Cubital tunnel syndrome is the second most common peripheral compression neuropathy in the upper extremity. Cubital tunnel syndrome is due to the ulnar nerve being pinched or compressed at the cubital tunnel of the elbow. This is the nerve responsible for the pain, numbness and tingling people experiences when they hit, “the funny bone.”
Typical symptoms are numbness and tingling in the ring and little fingers. As the disease progresses, patients usually notice that their hands are numb and tingling, especially at night. Their symptoms may keep them awake and it also may become difficult to manipulate small objects. In advanced disease, the muscles of the hand become weak and start to atrophy. Patients may notice that they have wasting of the space between their thumb and index finger, the first web space.
Diagnosis begins with the patient’s history and a physical exam. Most patients will require an EMG, which is a special nerve test. All of these tools are used in conjunction to make the correct diagnosis.
If your cubital tunnel syndrome is mild and found in the early stages it can be treated conservatively with night time extension splinting. My preferred extension splinting at night is to have the patient get a large body pillow to hug while they sleep. Also, patients are advised to avoid long periods of elbow flexion and resting their “funny bone” on anything. If this fails to decrease symptoms or symptoms return after a course of splinting, it may be necessary to proceed with surgery. Surgery is very effective and well tolerated. There are several areas that can typically cause compression of the ulnar nerve at the elbow including most commonly Osborne’s fascia, the arcade of struthers and the two heads of flexor carpi ulnaris. These structures are all approached through a 2 inch incision over the medial aspect of the elbow. Some patients require ulnar nerve transposition anterior to the medial epicondyle of the humerus. This may be necessary due to a patient's specific anatomy and hypermobility of the ulnar nerve when the elbow is flexed.

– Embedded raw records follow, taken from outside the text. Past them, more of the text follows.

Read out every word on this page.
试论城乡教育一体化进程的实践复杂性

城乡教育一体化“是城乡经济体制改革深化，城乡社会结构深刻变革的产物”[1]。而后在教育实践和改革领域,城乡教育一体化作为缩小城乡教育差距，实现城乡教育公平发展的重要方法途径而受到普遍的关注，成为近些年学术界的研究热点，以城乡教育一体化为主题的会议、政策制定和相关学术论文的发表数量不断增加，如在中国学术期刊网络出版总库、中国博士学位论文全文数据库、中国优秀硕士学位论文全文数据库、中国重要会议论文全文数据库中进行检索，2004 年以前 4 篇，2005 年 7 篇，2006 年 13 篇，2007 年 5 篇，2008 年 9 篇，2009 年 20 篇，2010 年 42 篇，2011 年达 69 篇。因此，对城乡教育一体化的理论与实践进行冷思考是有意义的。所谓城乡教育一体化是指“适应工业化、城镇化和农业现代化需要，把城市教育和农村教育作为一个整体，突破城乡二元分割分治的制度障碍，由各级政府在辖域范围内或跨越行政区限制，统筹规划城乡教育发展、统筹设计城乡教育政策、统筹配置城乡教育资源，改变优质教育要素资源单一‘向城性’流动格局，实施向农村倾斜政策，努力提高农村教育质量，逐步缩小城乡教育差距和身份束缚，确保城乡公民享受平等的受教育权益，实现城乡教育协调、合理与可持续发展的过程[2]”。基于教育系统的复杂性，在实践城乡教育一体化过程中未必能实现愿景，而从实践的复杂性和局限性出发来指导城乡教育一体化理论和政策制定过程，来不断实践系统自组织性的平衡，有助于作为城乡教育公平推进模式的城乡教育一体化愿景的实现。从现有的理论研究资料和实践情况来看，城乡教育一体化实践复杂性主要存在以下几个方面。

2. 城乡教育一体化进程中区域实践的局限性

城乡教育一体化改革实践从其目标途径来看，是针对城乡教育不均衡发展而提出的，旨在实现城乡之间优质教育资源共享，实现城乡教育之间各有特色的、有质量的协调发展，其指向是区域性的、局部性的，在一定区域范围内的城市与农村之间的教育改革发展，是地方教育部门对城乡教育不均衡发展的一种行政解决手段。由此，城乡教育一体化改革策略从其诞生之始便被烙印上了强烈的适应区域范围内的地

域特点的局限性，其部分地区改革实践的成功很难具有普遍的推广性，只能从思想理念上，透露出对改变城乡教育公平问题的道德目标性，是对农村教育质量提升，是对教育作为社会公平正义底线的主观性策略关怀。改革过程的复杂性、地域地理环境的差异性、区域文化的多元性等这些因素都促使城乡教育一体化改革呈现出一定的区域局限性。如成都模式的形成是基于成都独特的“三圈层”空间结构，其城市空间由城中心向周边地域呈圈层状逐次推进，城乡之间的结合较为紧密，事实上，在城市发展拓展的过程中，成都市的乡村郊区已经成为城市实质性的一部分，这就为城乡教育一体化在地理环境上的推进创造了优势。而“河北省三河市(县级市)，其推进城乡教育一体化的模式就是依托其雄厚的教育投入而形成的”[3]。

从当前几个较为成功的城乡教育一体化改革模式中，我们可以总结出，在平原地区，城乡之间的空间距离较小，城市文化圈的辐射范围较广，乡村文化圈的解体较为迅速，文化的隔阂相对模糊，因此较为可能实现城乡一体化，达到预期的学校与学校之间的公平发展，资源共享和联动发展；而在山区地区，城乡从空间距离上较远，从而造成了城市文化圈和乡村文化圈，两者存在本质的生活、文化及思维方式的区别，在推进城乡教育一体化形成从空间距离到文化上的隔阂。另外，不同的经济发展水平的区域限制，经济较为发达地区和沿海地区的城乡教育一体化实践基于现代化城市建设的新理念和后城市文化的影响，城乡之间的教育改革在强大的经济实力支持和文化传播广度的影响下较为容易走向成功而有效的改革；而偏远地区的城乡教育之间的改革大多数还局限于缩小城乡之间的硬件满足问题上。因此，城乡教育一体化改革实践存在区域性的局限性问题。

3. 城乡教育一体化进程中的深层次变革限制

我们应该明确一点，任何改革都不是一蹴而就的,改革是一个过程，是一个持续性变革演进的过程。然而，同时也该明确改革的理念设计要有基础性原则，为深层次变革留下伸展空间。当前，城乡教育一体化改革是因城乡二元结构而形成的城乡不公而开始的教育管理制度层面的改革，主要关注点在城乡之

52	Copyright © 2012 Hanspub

Your incisions will be covered in a compressive soft dressing from your hand to your upper arm. This dressing will be left in place for 2 days. In 2 days you may remove your dressing, shower and get your incisions wet. You may recover your incision with a bandaid after that. You may not submerge the incisions under water for 3 weeks. You will have an appointment with a certified hand therapist to initiate nerve gliding exercises and range of motion exercises soon after surgery. You may use your hands for all activities that you can tolerate immediately after surgery without risk of injury, with the exception of lifting greater than 5 -10 lbs so that you do not disrupt your incision. I routinely tell patients, “let your pain be your guide,” if it hurts, don’t do it. Your first post op visit will be in 2 weeks at which time your sutures will be removed.
If you have had an anterior ulnar nerve transposition you will be placed in a volar forearm based splint for 4 weeks. You will also have restricted use of the operative arm to include: no lifting, pushing or pulling for 3 weeks while the splint is on. After 3 weeks you will be allowed to start wrist range of motion and strengthening.